The goal is to calculate RMSE between two groups of columns in a pandas dataframe. The problem is that the amount of memory actually used is almost 10x the size of the dataframe. Here is the code I used to calculate RMSE:
import pandas as pd
import numpy as np
from random import shuffle
# set up test df (actual data is a pre-computed DF stored in HDF5)
dim_x, dim_y = 50, 1000000 # actual dataset dim_y = 56410949
cols = ["a_"+str(i) for i in range(1,(dim_x//2)+1)]
cols_b = ["b_"+str(i) for i in range(1,(dim_x//2)+1)]
cols.extend(cols_b)
df = pd.DataFrame(np.random.uniform(0,10,[dim_y, dim_x]), columns=cols)

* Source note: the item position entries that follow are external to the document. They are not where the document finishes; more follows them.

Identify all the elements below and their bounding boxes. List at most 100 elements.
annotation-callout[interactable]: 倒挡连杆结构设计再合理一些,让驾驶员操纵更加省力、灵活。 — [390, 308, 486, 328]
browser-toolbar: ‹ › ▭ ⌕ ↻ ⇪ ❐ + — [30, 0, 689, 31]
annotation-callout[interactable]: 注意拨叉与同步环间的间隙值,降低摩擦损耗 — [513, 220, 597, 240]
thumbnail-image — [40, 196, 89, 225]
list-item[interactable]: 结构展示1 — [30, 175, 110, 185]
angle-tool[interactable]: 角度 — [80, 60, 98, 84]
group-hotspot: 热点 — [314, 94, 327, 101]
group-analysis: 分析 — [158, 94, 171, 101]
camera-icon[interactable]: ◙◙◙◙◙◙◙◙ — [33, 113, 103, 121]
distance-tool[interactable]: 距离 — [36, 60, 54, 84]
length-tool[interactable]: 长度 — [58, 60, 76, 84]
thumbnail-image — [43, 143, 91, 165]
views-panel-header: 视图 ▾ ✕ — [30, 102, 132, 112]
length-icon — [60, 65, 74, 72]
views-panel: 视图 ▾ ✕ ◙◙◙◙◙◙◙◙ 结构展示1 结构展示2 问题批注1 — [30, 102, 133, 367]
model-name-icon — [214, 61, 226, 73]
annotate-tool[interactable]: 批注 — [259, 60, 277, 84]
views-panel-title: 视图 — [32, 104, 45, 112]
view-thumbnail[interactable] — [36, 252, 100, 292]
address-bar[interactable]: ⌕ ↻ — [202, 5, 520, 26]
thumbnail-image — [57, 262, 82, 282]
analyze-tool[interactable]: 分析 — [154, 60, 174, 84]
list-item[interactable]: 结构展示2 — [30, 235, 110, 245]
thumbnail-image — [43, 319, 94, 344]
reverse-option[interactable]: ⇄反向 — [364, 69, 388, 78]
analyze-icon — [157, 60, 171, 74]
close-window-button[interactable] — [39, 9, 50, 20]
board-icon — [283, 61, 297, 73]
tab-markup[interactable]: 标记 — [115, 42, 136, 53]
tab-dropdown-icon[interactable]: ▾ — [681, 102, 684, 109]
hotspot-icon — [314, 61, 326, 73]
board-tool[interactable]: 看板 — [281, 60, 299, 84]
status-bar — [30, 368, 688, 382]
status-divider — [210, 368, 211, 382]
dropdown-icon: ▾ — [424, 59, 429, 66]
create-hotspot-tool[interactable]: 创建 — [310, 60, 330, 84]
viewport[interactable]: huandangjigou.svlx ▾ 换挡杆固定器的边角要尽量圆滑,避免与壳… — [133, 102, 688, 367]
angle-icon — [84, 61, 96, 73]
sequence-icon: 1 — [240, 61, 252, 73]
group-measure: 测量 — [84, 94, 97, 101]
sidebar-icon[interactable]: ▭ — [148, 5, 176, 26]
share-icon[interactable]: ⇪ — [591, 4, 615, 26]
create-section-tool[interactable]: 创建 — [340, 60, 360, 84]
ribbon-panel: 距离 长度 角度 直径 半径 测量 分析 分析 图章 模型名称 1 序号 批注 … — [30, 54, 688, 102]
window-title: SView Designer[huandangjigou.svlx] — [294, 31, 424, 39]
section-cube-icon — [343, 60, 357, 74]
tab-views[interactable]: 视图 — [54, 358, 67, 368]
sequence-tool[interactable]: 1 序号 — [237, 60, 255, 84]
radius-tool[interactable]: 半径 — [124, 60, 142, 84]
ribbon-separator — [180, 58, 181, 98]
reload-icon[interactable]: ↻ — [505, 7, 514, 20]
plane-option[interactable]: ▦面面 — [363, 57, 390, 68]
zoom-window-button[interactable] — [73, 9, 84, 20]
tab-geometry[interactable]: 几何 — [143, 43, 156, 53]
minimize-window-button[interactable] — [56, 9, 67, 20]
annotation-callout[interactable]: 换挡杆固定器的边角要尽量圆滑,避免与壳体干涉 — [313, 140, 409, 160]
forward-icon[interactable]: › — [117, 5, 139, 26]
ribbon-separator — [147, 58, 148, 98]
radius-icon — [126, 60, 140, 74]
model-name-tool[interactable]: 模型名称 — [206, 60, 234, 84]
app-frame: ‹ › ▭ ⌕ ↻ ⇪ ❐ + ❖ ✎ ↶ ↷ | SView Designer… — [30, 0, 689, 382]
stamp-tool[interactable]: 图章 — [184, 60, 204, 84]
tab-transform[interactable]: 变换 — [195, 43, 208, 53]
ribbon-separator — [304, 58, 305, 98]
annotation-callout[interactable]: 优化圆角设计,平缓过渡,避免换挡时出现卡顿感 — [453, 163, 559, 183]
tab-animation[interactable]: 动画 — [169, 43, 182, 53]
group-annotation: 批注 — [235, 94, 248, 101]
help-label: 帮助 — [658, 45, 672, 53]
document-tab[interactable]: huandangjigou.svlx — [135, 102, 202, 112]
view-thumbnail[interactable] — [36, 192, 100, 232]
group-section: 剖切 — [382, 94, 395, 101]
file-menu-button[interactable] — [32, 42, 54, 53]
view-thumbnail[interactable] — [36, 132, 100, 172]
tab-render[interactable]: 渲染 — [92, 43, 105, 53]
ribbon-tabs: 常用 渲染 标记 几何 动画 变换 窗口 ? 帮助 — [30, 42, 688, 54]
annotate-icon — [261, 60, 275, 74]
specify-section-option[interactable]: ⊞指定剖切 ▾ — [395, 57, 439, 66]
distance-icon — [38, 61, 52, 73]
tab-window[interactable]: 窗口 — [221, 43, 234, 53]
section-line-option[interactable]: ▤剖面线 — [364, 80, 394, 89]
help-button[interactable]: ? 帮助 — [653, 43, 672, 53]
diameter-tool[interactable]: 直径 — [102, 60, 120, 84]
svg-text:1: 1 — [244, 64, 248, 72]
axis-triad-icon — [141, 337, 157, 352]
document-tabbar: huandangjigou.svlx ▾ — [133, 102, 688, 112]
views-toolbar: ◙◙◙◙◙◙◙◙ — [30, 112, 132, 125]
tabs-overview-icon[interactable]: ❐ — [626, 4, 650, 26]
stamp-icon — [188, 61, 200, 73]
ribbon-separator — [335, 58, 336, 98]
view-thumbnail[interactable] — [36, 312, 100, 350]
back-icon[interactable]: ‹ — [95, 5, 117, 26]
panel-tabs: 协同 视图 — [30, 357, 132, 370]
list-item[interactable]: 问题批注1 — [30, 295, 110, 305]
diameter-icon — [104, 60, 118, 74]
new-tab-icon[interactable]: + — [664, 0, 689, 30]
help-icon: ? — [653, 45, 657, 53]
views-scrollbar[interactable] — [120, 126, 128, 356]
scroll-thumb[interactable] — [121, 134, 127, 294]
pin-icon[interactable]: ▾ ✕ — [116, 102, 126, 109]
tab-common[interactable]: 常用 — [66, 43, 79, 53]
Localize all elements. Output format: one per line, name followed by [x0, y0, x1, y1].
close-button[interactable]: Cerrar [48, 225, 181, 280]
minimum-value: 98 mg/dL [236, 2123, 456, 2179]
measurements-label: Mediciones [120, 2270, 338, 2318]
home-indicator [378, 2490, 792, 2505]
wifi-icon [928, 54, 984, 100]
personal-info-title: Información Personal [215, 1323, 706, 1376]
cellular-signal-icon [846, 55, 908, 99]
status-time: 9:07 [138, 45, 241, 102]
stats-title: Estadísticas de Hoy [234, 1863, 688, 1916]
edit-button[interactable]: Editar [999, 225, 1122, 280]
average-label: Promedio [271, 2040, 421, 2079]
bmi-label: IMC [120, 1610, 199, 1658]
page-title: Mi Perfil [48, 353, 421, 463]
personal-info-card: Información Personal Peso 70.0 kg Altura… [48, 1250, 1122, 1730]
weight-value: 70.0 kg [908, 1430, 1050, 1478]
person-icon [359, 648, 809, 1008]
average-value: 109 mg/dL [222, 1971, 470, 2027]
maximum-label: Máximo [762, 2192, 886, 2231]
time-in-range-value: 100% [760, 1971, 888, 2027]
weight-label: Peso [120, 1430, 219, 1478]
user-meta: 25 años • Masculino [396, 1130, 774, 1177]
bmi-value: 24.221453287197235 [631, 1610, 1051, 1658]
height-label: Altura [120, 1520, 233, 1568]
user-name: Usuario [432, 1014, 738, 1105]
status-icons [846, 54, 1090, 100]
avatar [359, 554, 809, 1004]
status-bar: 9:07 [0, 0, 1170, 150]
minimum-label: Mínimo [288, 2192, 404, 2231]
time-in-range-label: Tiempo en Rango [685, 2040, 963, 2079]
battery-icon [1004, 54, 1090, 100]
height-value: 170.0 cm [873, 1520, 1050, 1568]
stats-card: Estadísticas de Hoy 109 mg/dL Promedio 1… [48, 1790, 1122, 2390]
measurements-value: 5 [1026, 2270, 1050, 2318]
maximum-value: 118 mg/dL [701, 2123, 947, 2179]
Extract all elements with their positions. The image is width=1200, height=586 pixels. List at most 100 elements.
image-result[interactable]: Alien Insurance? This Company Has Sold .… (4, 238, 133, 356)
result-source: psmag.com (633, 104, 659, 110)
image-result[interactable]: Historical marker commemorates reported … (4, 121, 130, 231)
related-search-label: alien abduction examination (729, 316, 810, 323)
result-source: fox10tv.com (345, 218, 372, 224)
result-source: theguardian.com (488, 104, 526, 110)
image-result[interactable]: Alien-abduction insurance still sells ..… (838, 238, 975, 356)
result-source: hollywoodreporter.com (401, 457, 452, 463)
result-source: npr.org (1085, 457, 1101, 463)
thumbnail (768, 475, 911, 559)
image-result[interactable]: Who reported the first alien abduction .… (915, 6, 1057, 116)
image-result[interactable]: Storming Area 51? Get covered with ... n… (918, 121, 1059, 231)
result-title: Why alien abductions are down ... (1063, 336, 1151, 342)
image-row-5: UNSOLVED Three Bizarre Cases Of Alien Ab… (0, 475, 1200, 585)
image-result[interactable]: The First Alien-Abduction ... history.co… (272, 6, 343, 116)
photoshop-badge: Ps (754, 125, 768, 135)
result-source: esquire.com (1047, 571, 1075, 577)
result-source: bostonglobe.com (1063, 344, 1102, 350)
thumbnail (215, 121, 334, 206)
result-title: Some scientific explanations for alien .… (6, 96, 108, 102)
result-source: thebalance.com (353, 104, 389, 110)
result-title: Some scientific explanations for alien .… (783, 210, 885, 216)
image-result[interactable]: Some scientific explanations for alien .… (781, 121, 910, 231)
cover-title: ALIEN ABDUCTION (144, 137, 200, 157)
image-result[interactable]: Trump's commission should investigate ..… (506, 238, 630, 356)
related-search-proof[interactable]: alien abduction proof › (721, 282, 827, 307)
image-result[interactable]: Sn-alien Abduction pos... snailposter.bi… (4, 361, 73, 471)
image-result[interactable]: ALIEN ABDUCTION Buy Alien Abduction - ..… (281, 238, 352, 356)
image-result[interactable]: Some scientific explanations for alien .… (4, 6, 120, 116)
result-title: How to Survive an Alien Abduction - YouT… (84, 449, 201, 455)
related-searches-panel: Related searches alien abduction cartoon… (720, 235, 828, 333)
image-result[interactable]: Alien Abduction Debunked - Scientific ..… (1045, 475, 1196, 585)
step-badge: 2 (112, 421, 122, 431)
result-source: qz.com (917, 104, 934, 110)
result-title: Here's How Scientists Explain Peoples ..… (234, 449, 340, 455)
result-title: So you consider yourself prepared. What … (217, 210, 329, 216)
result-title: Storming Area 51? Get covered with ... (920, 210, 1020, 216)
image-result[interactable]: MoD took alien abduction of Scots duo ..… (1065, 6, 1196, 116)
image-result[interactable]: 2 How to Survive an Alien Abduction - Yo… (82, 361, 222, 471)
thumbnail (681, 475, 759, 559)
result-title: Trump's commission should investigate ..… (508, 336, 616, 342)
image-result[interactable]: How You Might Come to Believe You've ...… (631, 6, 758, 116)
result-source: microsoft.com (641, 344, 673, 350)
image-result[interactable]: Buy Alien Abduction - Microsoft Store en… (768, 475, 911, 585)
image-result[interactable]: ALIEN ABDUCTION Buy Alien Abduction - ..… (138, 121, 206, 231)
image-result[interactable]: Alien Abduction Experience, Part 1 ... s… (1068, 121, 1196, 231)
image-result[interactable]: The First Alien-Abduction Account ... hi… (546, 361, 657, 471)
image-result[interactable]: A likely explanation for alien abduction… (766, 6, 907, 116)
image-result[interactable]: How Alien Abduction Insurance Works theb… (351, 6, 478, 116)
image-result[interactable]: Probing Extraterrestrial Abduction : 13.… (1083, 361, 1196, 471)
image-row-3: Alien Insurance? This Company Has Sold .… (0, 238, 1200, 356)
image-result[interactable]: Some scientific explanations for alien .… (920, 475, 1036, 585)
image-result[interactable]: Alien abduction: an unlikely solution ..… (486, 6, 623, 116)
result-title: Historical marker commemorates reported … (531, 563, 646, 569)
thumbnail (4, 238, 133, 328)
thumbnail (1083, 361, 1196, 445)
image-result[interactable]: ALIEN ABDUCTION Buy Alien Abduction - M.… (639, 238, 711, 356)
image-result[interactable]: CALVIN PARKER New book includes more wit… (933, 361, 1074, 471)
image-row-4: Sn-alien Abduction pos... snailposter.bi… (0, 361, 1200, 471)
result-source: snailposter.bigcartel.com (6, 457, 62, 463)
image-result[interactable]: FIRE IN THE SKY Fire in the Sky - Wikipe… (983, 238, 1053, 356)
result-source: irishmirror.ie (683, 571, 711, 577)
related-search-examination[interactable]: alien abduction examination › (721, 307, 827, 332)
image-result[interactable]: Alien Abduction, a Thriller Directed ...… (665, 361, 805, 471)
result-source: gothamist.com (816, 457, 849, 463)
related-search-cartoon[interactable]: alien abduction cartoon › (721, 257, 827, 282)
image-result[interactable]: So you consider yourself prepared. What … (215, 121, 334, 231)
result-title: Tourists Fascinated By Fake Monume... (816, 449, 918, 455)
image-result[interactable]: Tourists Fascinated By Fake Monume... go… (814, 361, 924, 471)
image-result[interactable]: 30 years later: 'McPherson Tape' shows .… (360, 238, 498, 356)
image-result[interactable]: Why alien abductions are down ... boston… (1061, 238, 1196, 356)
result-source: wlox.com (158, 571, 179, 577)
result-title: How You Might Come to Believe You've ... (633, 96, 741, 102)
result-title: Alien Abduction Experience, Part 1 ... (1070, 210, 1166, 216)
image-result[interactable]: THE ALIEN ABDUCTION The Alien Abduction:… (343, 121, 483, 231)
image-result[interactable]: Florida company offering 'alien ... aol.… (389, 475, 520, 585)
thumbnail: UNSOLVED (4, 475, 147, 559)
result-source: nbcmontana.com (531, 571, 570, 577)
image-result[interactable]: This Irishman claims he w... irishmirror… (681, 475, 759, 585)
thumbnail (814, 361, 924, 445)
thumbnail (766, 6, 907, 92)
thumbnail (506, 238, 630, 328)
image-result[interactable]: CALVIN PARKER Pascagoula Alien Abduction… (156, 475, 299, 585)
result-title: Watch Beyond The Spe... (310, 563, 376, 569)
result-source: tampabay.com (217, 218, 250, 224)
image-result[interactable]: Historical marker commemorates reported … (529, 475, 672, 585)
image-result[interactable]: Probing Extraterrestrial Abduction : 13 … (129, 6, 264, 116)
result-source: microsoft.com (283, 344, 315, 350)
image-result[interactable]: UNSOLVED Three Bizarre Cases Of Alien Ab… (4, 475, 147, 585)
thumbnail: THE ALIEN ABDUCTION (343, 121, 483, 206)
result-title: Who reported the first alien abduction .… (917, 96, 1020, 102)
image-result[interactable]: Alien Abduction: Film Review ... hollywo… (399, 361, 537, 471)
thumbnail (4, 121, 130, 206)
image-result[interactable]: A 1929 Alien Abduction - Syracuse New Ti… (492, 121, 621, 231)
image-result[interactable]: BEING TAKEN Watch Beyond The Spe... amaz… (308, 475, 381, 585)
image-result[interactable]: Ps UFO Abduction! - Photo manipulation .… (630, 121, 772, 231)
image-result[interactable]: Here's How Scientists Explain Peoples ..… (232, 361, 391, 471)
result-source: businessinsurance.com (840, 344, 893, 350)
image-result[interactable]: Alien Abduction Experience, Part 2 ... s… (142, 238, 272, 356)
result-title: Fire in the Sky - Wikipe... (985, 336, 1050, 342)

# calculate rmse : https://stackoverflow.com/a/46349518
a = df.values
diffs = a[:,1:26] - a[:,26:27]
rmse_out = np.sqrt(np.einsum('ij,ij->i',diffs,diffs)/3.0)
df['rmse_out'].to_pickle('results_rmse.p')
When I get the values from the df with a = df.values
, the memory usage for that routine approaches 100GB according to top. The routine calculate the difference between these columns, diffs = a[:,1:26] - a[:,26:27]
, approaches 120GB then produces a Memory Error. How can I modify my code to make it more memory-efficient, avoid the error, and actually calculate my RMSE values?